Slide 6 plot: `replicate(1000, sim_marketplace(0.15, 0.5))` vs `replicate(1000, sim_marketplace(0.15, 0.7))`.

---
name: sutva-formal

# Backup: SUTVA Formal Notation

Without SUTVA, each unit's outcome depends on the full treatment vector ( `$2^N$` potential outcomes):

`$$Y_i = Y_i(\mathbf{D}) = Y_i(D_1, D_2, \ldots, D_N)$$`

SUTVA simplifies this to `$Y_i(\mathbf{D}) = Y_i(D_i)$` — just 2 potential outcomes per unit.

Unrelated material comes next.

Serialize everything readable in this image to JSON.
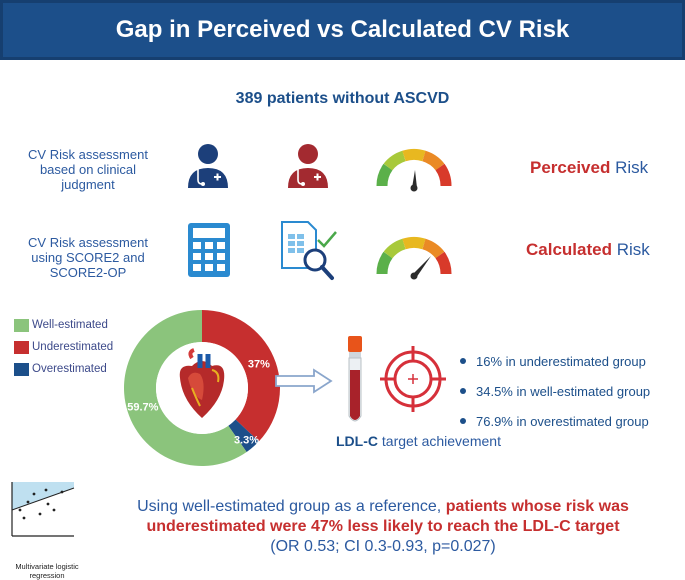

With SUTVA, observed outcome and ATE are well-defined:

`$$Y_i^{obs} = D_i \cdot Y_i(1) + (1 - D_i) \cdot Y_i(0), \qquad \tau = E[Y_i(1) - Y_i(0)]$$`

Without SUTVA, the "average direct effect" depends on everyone else's assignment `$\mathbf{d}_{-i}$`:

`$$\tau(\mathbf{d}_{-i}) = E[Y_i(1, \mathbf{d}_{-i}) - Y_i(0, \mathbf{d}_{-i})]$$`

---
name: interference-types

# Backup: Taxonomy of Interference

**Direct interference:** unit `$j$`'s treatment directly changes unit `$i$`'s outcome.
- Example: vaccinating `$j$` reduces `$i$`'s infection probability.

**Indirect interference (through market/prices):** treatment changes an equilibrium variable that affects everyone.
- Example: subsidizing some sellers lowers the market price, affecting all sellers.

**Behavioral interference:** treatment changes `$j$`'s behavior, and `$i$` observes and responds.
- Example: co-author `$j$` learns about reporting standards and shares this knowledge.

**Mechanical interference:** the experimental design itself creates interference.
- Example: in a waitlist design, adding someone to treatment removes them from control, changing the control group composition.

---
name: ge-formal

# Backup: Partial vs General Equilibrium — Formal

Let `$p$` denote a market-clearing price and `$\alpha$` the fraction treated.

**Partial equilibrium** (small `$\alpha$`): price is approximately fixed at `$p_0$`.

`$$\hat{\tau}_{PE} = E[Y_i(1, p_0)] - E[Y_i(0, p_0)]$$`

**General equilibrium** (large `$\alpha$`): price adjusts to `$p(\alpha)$`.

`$$\tau_{GE}(\alpha) = E[Y_i(1, p(\alpha))] - E[Y_i(0, p(\alpha))]$$`

The experiment estimates `$\hat{\tau}_{PE}$`, but the rollout delivers `$\tau_{GE}(1)$`.

The gap depends on how much `$p$` moves and how sensitive outcomes are to `$p$`:

`$$\hat{\tau}_{PE} - \tau_{GE}(1) = \underbrace{(p_0 - p(1))}_{\text{price change}} \times \underbrace{\frac{\partial}{\partial p}[E[Y_i(1,p)] - E[Y_i(0,p)]]}_{\text{differential price sensitivity}}$$`

This is a first-order approximation. In practice, you often cannot sign this without structural modeling.